As a final step, let's check the number of dates with available images.


In [None]:
print(len(response))

To sum up this section, we have explored our AoI, generated a bounding box and a time interval in which to look for imagery and searched for Sentinel-2 imagery.


## Download


The next step is to download the images. On the one hand, we can download image by image, as follows.


In [None]:
from eotdl.access import download_sentinel_imagery

first_date = dates[0]

# Uncomment to demonstrate
download_sentinel_imagery(
    "data/sentinel_2", first_date, boadella_bbox, "sentinel-2-l2a"
)

On the other hand, we can search and download all available images within a time interval, as follows. This is the recommended way for a bulk download, but it has the drawback that we cannot control the quality of the images, as for example know their cloud cover.


In [None]:
# Uncomment to demonstrate

demostration_dates = (dates[0], dates[2])
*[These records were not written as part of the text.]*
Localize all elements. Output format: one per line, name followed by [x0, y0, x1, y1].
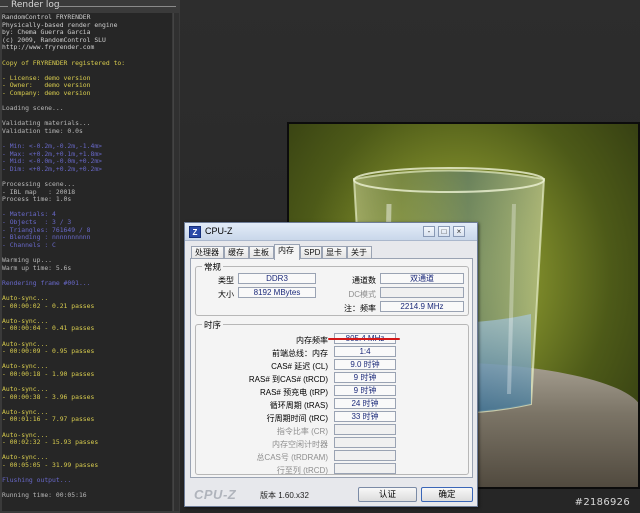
type-label: 类型	[218, 276, 234, 285]
cpuz-window-title: CPU-Z	[205, 226, 233, 236]
timing-label: 总CAS号 (tRDRAM)	[256, 453, 328, 462]
version-text: 版本 1.60.x32	[260, 491, 309, 500]
timing-label: CAS# 延迟 (CL)	[271, 362, 328, 371]
general-legend: 常规	[202, 261, 224, 273]
log-line: Copy of FRYRENDER registered to:	[2, 58, 126, 67]
render-log-titlebar: Render log	[0, 0, 180, 12]
type-value: DDR3	[238, 273, 316, 284]
cpuz-app-icon: Z	[189, 226, 201, 238]
ok-button[interactable]: 确定	[421, 487, 473, 502]
cpuz-brand-logo: CPU-Z	[194, 487, 237, 502]
red-highlight-underline	[328, 338, 400, 340]
log-line: - 00:00:04 - 0.41 passes	[2, 324, 95, 333]
size-value: 8192 MBytes	[238, 287, 316, 298]
render-log-title: Render log	[11, 0, 60, 10]
timing-value: 9 时钟	[334, 372, 396, 383]
cpuz-bottom-bar: CPU-Z 版本 1.60.x32 认证 确定	[185, 482, 477, 506]
validate-button[interactable]: 认证	[358, 487, 417, 502]
log-line: - 00:01:16 - 7.97 passes	[2, 415, 95, 424]
log-line: - 00:02:32 - 15.93 passes	[2, 438, 99, 447]
size-label: 大小	[218, 290, 234, 299]
timing-label: 行至列 (tRCD)	[276, 466, 328, 475]
log-line: - Company: demo version	[2, 88, 91, 97]
timing-value: 9 时钟	[334, 385, 396, 396]
close-button[interactable]: ×	[453, 226, 465, 237]
log-line: - 00:05:05 - 31.99 passes	[2, 461, 99, 470]
timing-value: 33 时钟	[334, 411, 396, 422]
channels-value: 双通道	[380, 273, 464, 284]
timing-value: 9.0 时钟	[334, 359, 396, 370]
log-line: Flushing output...	[2, 476, 72, 485]
log-line: http://www.fryrender.com	[2, 43, 95, 52]
timing-label: 内存空闲计时器	[272, 440, 328, 449]
title-rule-left	[0, 6, 8, 7]
minimize-button[interactable]: -	[423, 226, 435, 237]
log-line: - Dim: <+0.2m,+0.2m,+0.2m>	[2, 164, 103, 173]
log-line: Loading scene...	[2, 104, 64, 113]
log-line: - 00:00:09 - 0.95 passes	[2, 347, 95, 356]
cpuz-window: Z CPU-Z - □ × 处理器 缓存 主板 内存 SPD 显卡 关于 常规 …	[184, 222, 478, 507]
log-line: Validation time: 0.0s	[2, 126, 83, 135]
post-id-watermark: #2186926	[574, 497, 630, 508]
timing-value	[334, 463, 396, 474]
log-line: - 00:00:02 - 0.21 passes	[2, 301, 95, 310]
timing-label: RAS# 预充电 (tRP)	[259, 388, 328, 397]
render-log-scrollbar[interactable]	[173, 13, 179, 511]
tab-memory[interactable]: 内存	[274, 244, 300, 260]
nb-frequency-label: 注：频率	[344, 304, 376, 313]
nb-frequency-value: 2214.9 MHz	[380, 301, 464, 312]
log-line: - 00:00:38 - 3.96 passes	[2, 392, 95, 401]
timing-label: 循环周期 (tRAS)	[269, 401, 328, 410]
general-group: 常规 类型 DDR3 大小 8192 MBytes 通道数 双通道 DC模式 注…	[195, 261, 469, 316]
log-line: Rendering frame #001...	[2, 278, 91, 287]
memory-tab-pane: 常规 类型 DDR3 大小 8192 MBytes 通道数 双通道 DC模式 注…	[190, 258, 473, 478]
log-line: Process time: 1.0s	[2, 195, 72, 204]
log-line: Warm up time: 5.6s	[2, 263, 72, 272]
timing-label: 前端总线：内存	[272, 349, 328, 358]
cpuz-titlebar[interactable]: Z CPU-Z - □ ×	[185, 223, 477, 241]
timing-label: 指令比率 (CR)	[276, 427, 328, 436]
channels-label: 通道数	[352, 276, 376, 285]
timing-value: 24 时钟	[334, 398, 396, 409]
timing-label: RAS# 到CAS# (tRCD)	[248, 375, 328, 384]
render-log-panel: Render log RandomControl FRYRENDER Physic…	[0, 0, 180, 513]
timings-group: 时序 内存频率805.4 MHz前端总线：内存1:4CAS# 延迟 (CL)9.…	[195, 319, 469, 475]
log-line: - 00:00:18 - 1.90 passes	[2, 369, 95, 378]
timing-value	[334, 437, 396, 448]
timing-value	[334, 450, 396, 461]
title-rule-right	[56, 6, 176, 7]
maximize-button[interactable]: □	[438, 226, 450, 237]
log-line: Running time: 00:05:16	[2, 491, 87, 500]
render-log-text-area[interactable]: RandomControl FRYRENDER Physically-based …	[2, 13, 172, 511]
dc-mode-value	[380, 287, 464, 298]
timing-value: 1:4	[334, 346, 396, 357]
dc-mode-label: DC模式	[348, 290, 376, 299]
timing-label: 行周期时间 (tRC)	[266, 414, 328, 423]
timing-value	[334, 424, 396, 435]
timings-legend: 时序	[202, 319, 224, 331]
timing-label: 内存频率	[296, 336, 328, 345]
log-line: - Channels : C	[2, 240, 56, 249]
download_sentinel_imagery(
    output="data/sentinel_2",
    time_interval=demostration_dates,
    bounding_box=boadella_bbox,
    collection_id="sentinel-2-l2a",
)

That's all! We have downloaded the images for our dataset. Let's check them!


In [None]:
from glob import glob

rasters = glob("data/sentinel_2/*.tiff")
rasters[:5]

One last optional step is to rename the images and cleanup the directory.


In [None]:
files = glob('data/sentinel_2/*')
for file in files:
    new_file_name = file.replace('sentinel-2-l2a', 'Boadella').replace('.tiff', '.tif')
    ! mv $file $new_file_name

!rm -r data/sentinel_2/*.json

In [None]:
!ls data/sentinel_2

## Discussion and Contribution opportunities


Feel free to ask questions now (live or through Discord) and make suggestions for future improvements.

- What features concerning data exploration would you like to see?
- What other features concerning data download would you like to see?
- What features and tools concerning data preparation would you like to see?
- What does your typical workflow look like?
- Do you already use any labelling tool?
- What does you ideal labelling tool looks like?